After [actor] Rick Cluchey was paroled he formed the Barbed Wire Theatre. Beckett asked him to be his assistant for a Berlin production of “Endgame” [in 1967] and they asked me to play Nagg. I also played Lucky, with Beckett directing, in London, and I worked on the last major piece he wrote, “Stirrings Still.” I was very fortunate to be able to work with him.
What was Beckett like?
He was, oh God, the most generous, compassionate, caring, extraordinarily intelligent human being I’ve known. He just had an exquisite mind. I always felt he conducted, rather than directed. Everything was music — pauses were musical beats, silences were musical rests, a long silence would be two or three musical rests. He cared about each and every word. He’d want you to say “it is” if he wrote “it is,” not “it’s.” Beckett had this great love of music, art and humanity.
Beckett was supposedly very handsome.
My wife certainly thought so! He had lots of women in his life.
To those who believed Godot was supposed to be God, Beckett said, “If I’d meant God, I would have written God.”
Yes, exactly. The play’s first director in Paris asked him about Godot, and he implied it came from the French word for “boot,” “godillot,” because there are references to boots throughout the play. When I asked him about Godot he said he was in the south of France at the time, in the Resistance, when he wrote that, and Godot was not an uncommon name. No, if you thought it was God, that’s not what he implied.
Godot’s absurdist philosophy reminds me of “A Serious Man.”
Yes, in many ways it’s similar, although one of the themes they had was “no good deed shall go unpunished.”
Your character, Rabbi Marshak, seems to be very existential.
Yes. Of course he’s been listening to that recorder with the Jefferson Airplane song: “Somebody to Love.”
How would your Polish grandfather have reacted to your portrayal of Rabbi Marshak?
[Laughs.] Well, first of all, they would have been amused to find out I was playing a rabbi. I was in shul and had a tutor to prepare for my bar mitzvah, but I’m not a religious man. My philosophy would be more like Beckett’s. I’ll quote one of his lines from “Endgame”: “Something is taking its course.” That’s about as much as I believe.
Do you think “A Serious Man’s” depiction of Judaism implies that it doesn’t have the answers either?
I suppose a lot of it depends on what you yourself believe.
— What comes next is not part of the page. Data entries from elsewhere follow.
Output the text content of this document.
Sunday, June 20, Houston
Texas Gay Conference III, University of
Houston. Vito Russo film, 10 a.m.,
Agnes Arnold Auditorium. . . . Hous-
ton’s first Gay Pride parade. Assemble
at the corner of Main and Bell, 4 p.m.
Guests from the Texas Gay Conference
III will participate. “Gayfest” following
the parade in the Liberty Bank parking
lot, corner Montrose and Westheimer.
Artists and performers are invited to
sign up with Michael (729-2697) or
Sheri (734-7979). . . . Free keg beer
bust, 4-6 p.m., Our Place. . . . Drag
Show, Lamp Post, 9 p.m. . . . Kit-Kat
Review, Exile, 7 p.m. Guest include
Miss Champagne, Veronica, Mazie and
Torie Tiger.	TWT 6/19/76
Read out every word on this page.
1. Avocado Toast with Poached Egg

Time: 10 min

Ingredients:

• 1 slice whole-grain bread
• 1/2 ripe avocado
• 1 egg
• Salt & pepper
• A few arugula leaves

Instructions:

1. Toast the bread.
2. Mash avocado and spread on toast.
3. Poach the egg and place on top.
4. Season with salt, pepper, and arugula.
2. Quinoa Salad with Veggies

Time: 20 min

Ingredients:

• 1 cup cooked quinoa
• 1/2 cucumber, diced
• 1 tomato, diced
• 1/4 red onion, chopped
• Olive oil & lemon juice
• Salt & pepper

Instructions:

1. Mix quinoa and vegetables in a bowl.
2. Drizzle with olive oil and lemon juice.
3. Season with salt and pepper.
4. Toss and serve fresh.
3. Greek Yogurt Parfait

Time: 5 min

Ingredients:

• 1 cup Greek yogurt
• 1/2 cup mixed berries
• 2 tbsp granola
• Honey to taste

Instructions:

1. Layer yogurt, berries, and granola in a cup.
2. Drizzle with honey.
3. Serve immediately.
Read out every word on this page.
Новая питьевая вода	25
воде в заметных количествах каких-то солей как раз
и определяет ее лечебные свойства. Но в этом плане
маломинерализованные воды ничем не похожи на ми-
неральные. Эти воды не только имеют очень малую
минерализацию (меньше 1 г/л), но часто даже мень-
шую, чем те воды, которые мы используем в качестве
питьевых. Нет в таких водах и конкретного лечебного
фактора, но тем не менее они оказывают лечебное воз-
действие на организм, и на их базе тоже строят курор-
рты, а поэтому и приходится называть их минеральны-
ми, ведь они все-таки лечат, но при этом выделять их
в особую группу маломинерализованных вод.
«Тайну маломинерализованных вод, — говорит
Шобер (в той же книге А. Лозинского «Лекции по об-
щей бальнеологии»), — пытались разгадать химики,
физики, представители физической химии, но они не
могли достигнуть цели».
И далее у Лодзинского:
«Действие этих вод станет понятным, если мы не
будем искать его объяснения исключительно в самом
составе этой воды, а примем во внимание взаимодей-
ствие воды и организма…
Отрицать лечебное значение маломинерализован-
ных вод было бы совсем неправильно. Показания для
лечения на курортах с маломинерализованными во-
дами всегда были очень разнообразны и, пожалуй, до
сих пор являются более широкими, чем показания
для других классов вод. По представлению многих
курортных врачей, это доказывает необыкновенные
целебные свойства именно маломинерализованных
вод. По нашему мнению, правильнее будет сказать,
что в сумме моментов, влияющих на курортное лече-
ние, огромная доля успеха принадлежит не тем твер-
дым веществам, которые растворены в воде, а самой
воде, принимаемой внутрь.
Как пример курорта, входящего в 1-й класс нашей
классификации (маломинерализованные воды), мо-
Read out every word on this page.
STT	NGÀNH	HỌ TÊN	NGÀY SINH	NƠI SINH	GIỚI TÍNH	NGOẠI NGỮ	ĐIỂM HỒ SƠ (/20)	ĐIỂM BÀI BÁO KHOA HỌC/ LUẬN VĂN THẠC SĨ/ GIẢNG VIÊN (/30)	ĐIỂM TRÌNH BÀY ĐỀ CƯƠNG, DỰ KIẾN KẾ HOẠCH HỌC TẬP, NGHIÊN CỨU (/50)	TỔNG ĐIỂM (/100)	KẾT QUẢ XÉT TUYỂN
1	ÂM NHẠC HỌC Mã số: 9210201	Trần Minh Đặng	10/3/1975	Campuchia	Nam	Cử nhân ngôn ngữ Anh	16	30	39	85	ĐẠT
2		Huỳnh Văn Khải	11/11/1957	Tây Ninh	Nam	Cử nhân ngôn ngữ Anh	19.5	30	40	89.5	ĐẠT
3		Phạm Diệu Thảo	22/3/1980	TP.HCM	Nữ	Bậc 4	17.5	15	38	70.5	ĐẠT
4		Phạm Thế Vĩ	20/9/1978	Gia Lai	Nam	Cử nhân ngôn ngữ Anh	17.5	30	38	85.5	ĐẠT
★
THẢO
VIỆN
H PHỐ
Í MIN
There are people who believe very strongly that it does. So this is another view. As they say, “If you have two Jews arguing together you have three different opinions.” Some felt that, in that sense, [the movie] was anti-Jewish. I laugh at that. It isn’t anti-Jewish at all. The Coen Brothers grew up in that world.
What are your plans after Godot?
To visit my family in Las Vegas.
“Krapp’s Last Tape” would be the perfect Beckett play for Vegas.
[Laughs.] Yeah — gosh, I wish there was a theatre, I’d do it there.